Pero la fidelidad al Padre y a la verdad prevalecen por sobre cualquier razonabilidad y cualquier prudencia justificada, y por eso el Maestro les habla de ese modo, sin temor. La parábola de los viñadores homicidas está dirigida sin ambages hacia ellos, aunque el orgullo y la soberbia a menudo enceguecen y ensordecen a los poderosos, que como es usual, en el fondo son temerosos del pueblo al que no sirven, y del que se valen como una propiedad que se usa y se descarta.
Si ahondamos en la parábola más allá del conflicto con las autoridades, dos cosas refulgen como perlas escondidas: la ausencia del Dueño de la viña y su pobreza.
La ausencia implica que el Dueño se vá lejos, y que arrienda la viña que ha plantado y edificado con sus manos a unos viñadores. En cierto modo, la ausencia del Dueño es la ausencia de Dios que solemos percibir en los momentos críticos o difíciles; sin embargo, esa ausencia no es un desentenderse, el alejarse a un cielo-país inaccesible, nada de eso. Se trata, por sobre todo, de una confianza que no merecemos. El Dueño ha dejado en nuestras manos torpes el cuidado de la viña que trabajosamente constituyó, y esa confianza es asombrosa, inconmensurable y fundante, revelación amorosa del Dios de Jesús de Nazareth, Dios que se encarna y que inaugura el tiempo santo de Dios y el hombre.

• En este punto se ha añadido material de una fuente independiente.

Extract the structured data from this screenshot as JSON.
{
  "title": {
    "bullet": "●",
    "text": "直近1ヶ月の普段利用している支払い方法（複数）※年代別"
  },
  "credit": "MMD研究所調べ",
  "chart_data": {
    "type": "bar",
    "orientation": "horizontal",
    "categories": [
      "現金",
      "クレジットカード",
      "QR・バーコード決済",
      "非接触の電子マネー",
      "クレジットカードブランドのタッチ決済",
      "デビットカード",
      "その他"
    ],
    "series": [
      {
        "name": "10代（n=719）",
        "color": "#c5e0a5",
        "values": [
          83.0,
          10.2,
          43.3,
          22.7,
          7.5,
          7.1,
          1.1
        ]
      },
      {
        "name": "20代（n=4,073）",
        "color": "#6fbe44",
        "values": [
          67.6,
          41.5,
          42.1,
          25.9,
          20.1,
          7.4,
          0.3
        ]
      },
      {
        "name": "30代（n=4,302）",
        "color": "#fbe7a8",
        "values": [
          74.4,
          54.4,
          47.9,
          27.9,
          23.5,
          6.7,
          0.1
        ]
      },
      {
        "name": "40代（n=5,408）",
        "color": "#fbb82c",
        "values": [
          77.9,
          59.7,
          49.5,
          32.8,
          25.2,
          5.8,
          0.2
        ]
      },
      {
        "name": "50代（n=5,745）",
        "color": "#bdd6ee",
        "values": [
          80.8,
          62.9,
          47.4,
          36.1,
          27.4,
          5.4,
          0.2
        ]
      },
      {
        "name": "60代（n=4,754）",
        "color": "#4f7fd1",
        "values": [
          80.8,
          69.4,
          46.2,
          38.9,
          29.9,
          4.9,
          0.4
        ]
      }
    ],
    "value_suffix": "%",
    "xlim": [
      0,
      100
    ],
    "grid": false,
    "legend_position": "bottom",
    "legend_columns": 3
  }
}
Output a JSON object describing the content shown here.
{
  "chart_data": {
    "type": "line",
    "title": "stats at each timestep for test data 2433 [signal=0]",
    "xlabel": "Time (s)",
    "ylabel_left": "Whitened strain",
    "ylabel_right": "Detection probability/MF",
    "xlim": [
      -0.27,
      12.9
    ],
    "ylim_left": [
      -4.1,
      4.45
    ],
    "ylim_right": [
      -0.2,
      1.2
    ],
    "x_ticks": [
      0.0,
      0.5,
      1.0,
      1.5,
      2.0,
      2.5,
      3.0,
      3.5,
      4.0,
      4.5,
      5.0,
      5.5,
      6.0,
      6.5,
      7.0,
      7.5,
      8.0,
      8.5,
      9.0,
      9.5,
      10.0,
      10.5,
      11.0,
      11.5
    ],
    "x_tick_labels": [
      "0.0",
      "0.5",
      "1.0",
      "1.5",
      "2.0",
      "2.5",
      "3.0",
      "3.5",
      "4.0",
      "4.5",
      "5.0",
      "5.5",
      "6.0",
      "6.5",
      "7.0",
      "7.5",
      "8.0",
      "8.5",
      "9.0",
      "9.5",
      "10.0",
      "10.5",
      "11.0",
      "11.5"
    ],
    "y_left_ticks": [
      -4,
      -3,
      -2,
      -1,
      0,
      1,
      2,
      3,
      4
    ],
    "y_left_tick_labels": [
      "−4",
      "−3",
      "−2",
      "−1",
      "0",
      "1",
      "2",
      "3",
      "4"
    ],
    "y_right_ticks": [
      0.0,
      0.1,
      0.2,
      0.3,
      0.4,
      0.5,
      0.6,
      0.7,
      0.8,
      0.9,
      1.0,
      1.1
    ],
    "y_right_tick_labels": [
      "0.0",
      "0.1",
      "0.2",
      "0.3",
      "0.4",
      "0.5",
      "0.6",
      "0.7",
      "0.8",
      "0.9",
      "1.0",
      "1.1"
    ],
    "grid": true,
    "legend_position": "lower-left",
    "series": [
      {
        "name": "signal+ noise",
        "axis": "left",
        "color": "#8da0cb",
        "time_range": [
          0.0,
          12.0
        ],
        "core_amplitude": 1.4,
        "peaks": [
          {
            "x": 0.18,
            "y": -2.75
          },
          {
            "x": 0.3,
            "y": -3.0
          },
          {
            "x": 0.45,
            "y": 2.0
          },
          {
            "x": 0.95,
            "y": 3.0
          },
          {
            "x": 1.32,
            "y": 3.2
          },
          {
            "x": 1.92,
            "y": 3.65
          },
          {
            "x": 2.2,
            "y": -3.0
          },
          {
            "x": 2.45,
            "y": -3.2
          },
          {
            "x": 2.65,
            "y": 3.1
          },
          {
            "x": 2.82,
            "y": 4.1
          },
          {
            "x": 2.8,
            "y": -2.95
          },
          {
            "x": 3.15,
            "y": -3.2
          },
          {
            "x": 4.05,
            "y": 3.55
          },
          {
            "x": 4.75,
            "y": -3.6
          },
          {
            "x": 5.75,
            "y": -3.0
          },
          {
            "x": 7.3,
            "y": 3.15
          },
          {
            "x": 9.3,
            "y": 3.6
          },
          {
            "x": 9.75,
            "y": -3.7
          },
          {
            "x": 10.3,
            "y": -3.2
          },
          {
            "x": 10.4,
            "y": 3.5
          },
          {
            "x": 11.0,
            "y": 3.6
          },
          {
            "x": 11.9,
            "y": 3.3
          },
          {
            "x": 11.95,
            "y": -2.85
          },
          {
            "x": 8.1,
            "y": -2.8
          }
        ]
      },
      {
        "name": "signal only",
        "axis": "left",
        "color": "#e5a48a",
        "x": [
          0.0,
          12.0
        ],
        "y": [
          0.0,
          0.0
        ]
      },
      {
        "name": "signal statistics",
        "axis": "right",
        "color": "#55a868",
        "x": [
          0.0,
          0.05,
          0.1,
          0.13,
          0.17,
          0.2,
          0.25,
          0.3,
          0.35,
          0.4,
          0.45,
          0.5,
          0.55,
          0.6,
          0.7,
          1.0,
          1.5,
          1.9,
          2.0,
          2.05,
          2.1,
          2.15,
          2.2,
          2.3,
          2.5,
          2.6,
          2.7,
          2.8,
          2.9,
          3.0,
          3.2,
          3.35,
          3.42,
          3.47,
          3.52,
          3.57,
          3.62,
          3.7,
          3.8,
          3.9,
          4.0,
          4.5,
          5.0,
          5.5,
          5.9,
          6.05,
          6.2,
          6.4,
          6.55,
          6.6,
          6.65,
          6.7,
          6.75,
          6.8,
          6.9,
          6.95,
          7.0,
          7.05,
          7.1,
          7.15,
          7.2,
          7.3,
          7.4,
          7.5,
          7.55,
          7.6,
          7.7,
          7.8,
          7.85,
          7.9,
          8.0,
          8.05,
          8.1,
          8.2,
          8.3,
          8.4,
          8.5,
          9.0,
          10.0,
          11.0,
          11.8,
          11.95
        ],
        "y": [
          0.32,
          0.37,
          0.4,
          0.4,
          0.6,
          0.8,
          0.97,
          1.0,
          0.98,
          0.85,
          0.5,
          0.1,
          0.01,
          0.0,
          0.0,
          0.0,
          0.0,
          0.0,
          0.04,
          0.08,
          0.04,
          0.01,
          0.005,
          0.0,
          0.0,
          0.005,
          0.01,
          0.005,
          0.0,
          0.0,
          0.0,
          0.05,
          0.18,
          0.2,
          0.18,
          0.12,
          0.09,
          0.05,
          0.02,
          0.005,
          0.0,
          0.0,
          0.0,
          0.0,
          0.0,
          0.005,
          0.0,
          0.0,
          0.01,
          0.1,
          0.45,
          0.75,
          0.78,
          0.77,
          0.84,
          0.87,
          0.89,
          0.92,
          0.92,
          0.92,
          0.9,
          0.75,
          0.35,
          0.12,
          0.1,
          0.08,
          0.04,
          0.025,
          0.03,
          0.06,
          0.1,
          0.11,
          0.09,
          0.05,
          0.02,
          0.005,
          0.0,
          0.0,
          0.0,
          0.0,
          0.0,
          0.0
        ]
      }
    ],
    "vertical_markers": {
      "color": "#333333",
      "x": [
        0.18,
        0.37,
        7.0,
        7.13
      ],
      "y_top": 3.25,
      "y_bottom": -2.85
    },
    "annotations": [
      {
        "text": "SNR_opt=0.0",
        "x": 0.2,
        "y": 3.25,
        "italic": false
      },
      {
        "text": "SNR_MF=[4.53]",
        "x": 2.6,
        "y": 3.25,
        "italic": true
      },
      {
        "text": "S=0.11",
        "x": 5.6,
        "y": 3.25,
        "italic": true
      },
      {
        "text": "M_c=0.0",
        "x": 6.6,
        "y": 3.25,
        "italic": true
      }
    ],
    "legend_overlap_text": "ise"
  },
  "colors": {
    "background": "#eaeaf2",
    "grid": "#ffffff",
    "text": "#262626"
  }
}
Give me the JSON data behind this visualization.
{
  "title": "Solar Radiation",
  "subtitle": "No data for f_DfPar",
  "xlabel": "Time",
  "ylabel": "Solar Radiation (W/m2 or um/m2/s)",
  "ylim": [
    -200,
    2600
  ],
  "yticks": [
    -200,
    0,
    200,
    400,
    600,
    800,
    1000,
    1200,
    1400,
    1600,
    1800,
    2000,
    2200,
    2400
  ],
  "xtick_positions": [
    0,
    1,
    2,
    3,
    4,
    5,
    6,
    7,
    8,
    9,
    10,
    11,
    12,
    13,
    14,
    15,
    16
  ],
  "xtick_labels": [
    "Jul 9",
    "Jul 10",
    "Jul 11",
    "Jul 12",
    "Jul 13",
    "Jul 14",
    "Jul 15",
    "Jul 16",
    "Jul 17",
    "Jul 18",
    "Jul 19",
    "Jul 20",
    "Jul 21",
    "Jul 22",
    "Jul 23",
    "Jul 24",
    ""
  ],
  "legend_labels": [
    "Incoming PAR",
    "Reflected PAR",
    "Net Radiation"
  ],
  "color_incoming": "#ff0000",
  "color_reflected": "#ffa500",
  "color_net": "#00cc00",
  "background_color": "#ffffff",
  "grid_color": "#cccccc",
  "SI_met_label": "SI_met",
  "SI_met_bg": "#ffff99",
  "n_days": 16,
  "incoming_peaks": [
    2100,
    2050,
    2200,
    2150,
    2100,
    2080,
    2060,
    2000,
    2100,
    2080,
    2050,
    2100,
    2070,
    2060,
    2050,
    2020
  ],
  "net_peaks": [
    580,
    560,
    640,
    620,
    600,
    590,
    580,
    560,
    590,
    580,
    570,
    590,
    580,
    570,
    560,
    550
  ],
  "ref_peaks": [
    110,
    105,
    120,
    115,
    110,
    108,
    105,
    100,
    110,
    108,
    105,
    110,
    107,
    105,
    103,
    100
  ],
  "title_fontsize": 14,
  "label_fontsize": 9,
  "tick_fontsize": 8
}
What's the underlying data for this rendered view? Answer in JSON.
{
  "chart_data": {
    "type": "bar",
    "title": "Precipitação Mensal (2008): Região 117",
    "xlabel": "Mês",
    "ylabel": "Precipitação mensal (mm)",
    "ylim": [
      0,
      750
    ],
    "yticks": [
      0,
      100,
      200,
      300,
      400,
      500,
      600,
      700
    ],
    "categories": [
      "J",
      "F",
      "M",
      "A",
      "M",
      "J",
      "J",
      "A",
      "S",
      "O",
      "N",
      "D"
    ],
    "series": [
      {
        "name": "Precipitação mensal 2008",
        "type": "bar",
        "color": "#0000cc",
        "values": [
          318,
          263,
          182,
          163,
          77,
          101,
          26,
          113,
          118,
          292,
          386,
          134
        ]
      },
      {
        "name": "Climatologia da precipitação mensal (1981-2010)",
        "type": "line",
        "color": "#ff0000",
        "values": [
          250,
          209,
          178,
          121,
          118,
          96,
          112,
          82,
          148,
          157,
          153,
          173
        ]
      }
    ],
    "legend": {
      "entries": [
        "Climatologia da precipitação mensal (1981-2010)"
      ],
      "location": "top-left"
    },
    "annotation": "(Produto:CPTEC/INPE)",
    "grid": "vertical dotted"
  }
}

La pobreza tácita e implícita es demoledora: todavía le quedaba alguien, su Hijo, el Dueño se ha despojado de todo -de sí mismo- en favor de esa humanidad de la que está profundamente enamorado. El envío del Hijo es el compromiso definitivo de un tiempo signado por el nosotros y bendito por ese Dios de amor, y la viña puede rescatarse y ser esplendorosa si se recibe al Hijo humilde y servidor que viene a estos lagares que nunca, jamás, han sido olvidados ni librados a su suerte.
En verdad, cuando se deshecha por mil razones la piedra angular que sostiene la edificación, Cristo de nuestra Salvación, todo se derrumba, como también se caen todas las falacias amontonadas tras el poder y las ideas vanas que olvidan lo importante, Dios con nosotros.